Guest Editorial: Avoid ‘scammation’

 A forested jungle is a place where there are twists, turns and danger lurking at every corner. It is a treacherous place, and in order to navigate through it successfully, people must be alert at all times in order to ensure their safety. 

There is another jungle, but this one can be found almost anywhere; it is also quite treacherous. It is the electronic “scammation” jungle, populated by identity thieves and other scam artists lurking at every corner. Unfortunately, these digital predators are becoming more sophisticated, and even people who are normally alert and cautious can fall prey. 

Important facilitators of this ever-increasing army of scammers and fraudsters are devices such as computers, cell phones, and online venues. Because of them, scammers are able to extend their reach, as well as hide their true identities. 

Who would have thought back in the day, before cell phones, that a person would one day be able to call you on the phone, copy your voice, and then use it to purchase items or use it for other forms of malfeasance? It’s happening! 

There are also fraudsters who can take your home right from under you without you knowing. They can forge deeds, and you can find yourself homeless because someone has fraudulently taken your property. 

Online venues are hotbeds of scammation, and like the physical jungle mentioned earlier, danger lurks at every point. 

Online shopping was once considered to be a godsend; to be able to sit at a computer and purchase items that are then delivered to your home is a wonderful development. It saves time, energy, and the annoyance of traffic. It too, has been violated by scammers who make promises regarding items that either never make it to your home or if they do, they are not what you ordered. 

But the internet is not the only place where scammers lurk. They can actually break into your computer and masquerade as a business providing services you already have, but closer scrutiny reveals that they are imposters. 

For example, there are companies that provide you with computer protective services with which you already have accounts, and it is not uncommon to receive a “renewal notice” from the company on a document that looks legitimate saying that you need to renew in order to retain their services. Closer examination reveals, however, that these are scams. Fraudsters have created counterfeit documents complete with the design, logo and colors characteristic of the actual company. If you send them money, not only have you been scammed, but they can also use your banking and credit information for identity theft purposes. 

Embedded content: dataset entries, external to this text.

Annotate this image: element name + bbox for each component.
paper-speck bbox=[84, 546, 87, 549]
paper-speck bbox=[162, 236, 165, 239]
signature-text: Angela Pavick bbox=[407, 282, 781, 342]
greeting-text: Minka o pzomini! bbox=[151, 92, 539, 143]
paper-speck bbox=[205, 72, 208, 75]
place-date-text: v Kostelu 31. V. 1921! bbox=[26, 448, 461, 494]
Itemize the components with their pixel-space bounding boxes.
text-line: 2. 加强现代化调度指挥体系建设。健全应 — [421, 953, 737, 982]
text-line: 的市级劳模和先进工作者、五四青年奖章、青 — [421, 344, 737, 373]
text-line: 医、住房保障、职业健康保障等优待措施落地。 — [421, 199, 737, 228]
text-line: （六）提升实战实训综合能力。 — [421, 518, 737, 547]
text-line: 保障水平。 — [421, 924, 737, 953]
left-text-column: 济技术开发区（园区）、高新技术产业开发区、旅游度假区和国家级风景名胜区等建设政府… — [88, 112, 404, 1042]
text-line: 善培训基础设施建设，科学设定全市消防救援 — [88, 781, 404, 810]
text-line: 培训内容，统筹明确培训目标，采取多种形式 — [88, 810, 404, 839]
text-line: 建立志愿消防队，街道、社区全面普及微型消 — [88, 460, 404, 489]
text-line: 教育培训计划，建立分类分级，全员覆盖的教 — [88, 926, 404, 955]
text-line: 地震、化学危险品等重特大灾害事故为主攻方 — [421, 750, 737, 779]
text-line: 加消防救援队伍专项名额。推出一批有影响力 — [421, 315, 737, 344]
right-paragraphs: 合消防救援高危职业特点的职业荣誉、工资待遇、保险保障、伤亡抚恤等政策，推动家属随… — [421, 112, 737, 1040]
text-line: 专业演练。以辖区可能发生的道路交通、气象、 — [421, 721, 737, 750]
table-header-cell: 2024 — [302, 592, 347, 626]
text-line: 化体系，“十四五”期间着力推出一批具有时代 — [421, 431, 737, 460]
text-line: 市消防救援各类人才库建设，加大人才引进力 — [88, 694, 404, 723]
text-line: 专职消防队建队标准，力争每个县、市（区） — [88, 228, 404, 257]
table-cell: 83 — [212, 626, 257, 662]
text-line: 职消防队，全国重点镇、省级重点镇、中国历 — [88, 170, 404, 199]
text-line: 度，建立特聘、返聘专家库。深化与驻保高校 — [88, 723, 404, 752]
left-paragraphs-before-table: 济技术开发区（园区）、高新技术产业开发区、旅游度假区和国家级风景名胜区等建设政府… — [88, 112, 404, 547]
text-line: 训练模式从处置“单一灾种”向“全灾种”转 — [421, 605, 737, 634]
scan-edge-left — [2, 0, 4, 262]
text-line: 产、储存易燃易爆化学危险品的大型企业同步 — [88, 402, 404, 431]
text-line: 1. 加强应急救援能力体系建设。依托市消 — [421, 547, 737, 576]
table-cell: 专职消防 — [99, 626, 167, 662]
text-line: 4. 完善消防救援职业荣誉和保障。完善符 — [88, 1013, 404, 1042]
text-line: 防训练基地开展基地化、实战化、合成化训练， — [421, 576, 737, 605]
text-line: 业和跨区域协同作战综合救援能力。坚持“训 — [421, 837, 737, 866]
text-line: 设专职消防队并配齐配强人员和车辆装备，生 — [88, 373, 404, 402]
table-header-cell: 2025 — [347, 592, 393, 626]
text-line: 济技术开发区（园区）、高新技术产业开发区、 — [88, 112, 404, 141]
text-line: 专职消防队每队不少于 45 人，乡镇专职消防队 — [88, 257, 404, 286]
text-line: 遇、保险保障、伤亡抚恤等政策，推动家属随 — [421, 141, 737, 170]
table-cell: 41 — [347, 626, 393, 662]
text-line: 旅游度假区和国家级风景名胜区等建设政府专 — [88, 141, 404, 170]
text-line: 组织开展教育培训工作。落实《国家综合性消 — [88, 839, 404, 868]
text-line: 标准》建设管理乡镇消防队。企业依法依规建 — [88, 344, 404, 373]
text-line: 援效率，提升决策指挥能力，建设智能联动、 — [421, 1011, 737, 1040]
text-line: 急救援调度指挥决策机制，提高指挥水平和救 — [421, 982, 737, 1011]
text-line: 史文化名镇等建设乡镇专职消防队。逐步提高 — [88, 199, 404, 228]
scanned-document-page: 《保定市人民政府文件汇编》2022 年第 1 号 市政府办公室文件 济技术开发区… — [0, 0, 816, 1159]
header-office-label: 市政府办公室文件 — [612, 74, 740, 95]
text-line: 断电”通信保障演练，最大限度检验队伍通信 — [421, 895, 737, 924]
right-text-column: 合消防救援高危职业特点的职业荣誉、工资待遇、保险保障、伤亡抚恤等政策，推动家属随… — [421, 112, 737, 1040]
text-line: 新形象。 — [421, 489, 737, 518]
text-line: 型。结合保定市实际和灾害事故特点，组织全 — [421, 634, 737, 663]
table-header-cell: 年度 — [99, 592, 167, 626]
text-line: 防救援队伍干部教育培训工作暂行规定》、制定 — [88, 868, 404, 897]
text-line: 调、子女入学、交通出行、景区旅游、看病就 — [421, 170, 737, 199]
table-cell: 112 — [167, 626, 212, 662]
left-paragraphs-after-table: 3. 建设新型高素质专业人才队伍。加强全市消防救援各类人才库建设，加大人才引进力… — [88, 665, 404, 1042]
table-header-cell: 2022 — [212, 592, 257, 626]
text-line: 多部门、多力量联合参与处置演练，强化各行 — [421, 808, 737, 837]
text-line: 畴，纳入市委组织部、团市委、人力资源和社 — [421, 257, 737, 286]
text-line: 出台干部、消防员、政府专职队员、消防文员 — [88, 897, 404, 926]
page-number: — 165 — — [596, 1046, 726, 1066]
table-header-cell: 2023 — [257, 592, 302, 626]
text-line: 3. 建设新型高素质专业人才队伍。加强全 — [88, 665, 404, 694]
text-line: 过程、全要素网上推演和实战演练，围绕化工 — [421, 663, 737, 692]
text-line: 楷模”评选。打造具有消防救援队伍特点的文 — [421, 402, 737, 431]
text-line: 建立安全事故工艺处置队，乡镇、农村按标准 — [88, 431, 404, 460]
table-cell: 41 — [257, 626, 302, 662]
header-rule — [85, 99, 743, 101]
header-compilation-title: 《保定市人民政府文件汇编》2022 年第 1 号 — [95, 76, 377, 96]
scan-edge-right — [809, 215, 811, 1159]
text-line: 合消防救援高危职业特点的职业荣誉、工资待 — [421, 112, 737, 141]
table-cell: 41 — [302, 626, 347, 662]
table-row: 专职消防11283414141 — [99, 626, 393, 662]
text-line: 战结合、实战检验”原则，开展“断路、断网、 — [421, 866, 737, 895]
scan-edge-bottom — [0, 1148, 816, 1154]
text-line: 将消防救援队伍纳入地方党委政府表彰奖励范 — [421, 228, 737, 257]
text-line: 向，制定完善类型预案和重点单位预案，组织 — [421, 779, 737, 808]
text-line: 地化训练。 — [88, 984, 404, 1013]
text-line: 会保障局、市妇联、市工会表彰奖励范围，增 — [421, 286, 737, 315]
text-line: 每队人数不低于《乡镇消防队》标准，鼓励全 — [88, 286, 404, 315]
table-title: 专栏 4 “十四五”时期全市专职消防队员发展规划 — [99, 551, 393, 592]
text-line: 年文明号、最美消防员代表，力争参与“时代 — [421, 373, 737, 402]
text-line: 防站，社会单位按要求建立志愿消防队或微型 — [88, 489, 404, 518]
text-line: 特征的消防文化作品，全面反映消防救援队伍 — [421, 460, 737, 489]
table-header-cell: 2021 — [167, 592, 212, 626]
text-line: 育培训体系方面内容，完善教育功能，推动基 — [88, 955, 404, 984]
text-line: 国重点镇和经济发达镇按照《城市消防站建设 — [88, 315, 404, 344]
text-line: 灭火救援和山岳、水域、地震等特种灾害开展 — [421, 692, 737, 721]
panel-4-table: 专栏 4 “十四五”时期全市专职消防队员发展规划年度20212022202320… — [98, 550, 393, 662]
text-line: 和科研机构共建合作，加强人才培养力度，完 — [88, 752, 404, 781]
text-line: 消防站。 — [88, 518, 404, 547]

Other computer scams include people who can take control of your computer, making it unusable until you call a certain number to reach a “technician” who promises to rescue it and get rid of whatever is causing problems. The catch is that the person who answers the call is a scammer who has the ability to further invade your privacy and gain access to important information that can be used to take advantage of you. 

There are numerous other scams that target the general population, but according to pundits, senior citizens are particularly vulnerable. Because of this, it is important for seniors (and others) to become extremely cautious when taking care of business. This is especially true of computer-related purchases or wherever password compromise is possible. 

There are some things to consider helping ensure safety from scammers. 

Do not share your social security or credit card numbers with strangers, especially if THEY contact you. Utilize services that block spam; do not engage with people who call and ask you for money. Be extremely cautious when making online purchases. 

Avoid suspicious-looking email that requires you to send money in order to receive a package that is being held for delivery to you. Do not put personal information like social security numbers on your bank checks. Change your passwords frequently and be cautious about any unsolicited commercial “deals.” 

This is just the tip of the iceberg, because there are many other scams of a diverse nature. Be vigilant and stay alert. A Luta Continua.